Lucia lifted her hand, smiling. "Well, it's absolutely outrageous, but I'll see what I can do." She turned her head as a saxophone in one of the distant swing bands on the piazza uttered a loud bleat, sending a squadron of pigeons flying up past the window. "Perhaps Father Urbano in San Marco would not be too shocked. He's a reasonable man. But"—she turned back to Sam—"you mustn't breathe a word of this to anyone else. There'd be a riot."

"A riot, of course. Yes, of course I promise to say nothing. And, Dottoressa, you're right about Father Urbano. He's only a priest, but he reminds me of that great humanist pope, Nicholas the Fifth. Thank you, Dottoressa."

"Lucia."

He murmured it obediently, "Lucia," and stood up to go, teetering a little in his excitement.

She stood up too, and asked a question of her own. "Isn't Signor Kelly a friend of yours?"

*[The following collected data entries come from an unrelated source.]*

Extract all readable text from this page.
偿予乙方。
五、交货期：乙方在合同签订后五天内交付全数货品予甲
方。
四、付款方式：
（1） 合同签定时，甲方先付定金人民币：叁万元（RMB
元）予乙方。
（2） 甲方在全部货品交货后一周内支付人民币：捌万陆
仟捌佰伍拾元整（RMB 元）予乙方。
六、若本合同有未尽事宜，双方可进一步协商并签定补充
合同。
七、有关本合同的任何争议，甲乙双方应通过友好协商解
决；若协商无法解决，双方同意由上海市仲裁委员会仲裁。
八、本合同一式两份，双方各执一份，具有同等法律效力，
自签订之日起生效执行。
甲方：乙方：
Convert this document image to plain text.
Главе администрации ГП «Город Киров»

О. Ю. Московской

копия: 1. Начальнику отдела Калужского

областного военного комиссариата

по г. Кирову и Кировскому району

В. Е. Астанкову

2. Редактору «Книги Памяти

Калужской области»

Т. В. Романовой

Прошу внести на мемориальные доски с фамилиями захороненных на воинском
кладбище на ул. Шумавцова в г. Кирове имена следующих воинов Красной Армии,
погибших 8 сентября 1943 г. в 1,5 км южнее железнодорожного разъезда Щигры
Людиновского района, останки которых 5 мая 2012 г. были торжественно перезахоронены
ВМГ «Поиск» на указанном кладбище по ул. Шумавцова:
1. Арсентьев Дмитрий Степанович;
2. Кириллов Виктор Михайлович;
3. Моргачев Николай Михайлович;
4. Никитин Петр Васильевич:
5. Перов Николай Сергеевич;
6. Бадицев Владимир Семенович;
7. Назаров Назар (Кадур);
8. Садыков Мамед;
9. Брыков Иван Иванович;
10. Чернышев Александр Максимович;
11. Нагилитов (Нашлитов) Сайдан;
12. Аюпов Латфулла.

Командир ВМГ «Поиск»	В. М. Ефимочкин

"Signor Homer Kelly? Why, yes, he is."

Lucia fell back in her chair. "He wrote me a letter. He tells me he's coming to your conference. But I think"—once again she went off into a gale of laughter—"I think he's another madman. Good-bye, Sam."





*3*


The letter with the prospectus had arrived last May in the small house on the shore of Fairhaven Bay in Concord, Massachusetts. Mary Kelly came home from monitoring final exams in Cambridge to find Homer in an ecstasy of excitement.

He had a torn envelope in one hand and its contents in the other. He shouted at her, but his words didn't make sense. They sounded like, "We've got to go to Venice."

"What? Wait, Homer, don't help me. I can take off my own coat."

"I tell you, we can't miss this. Our sabbatical starts next fall. It's the opportunity of a lifetime." Homer pushed Mary into a chair and thrust into her hand the pamphlet from the Biblioteca Marciana.

Dutifully she looked at the impenetrable Italian title.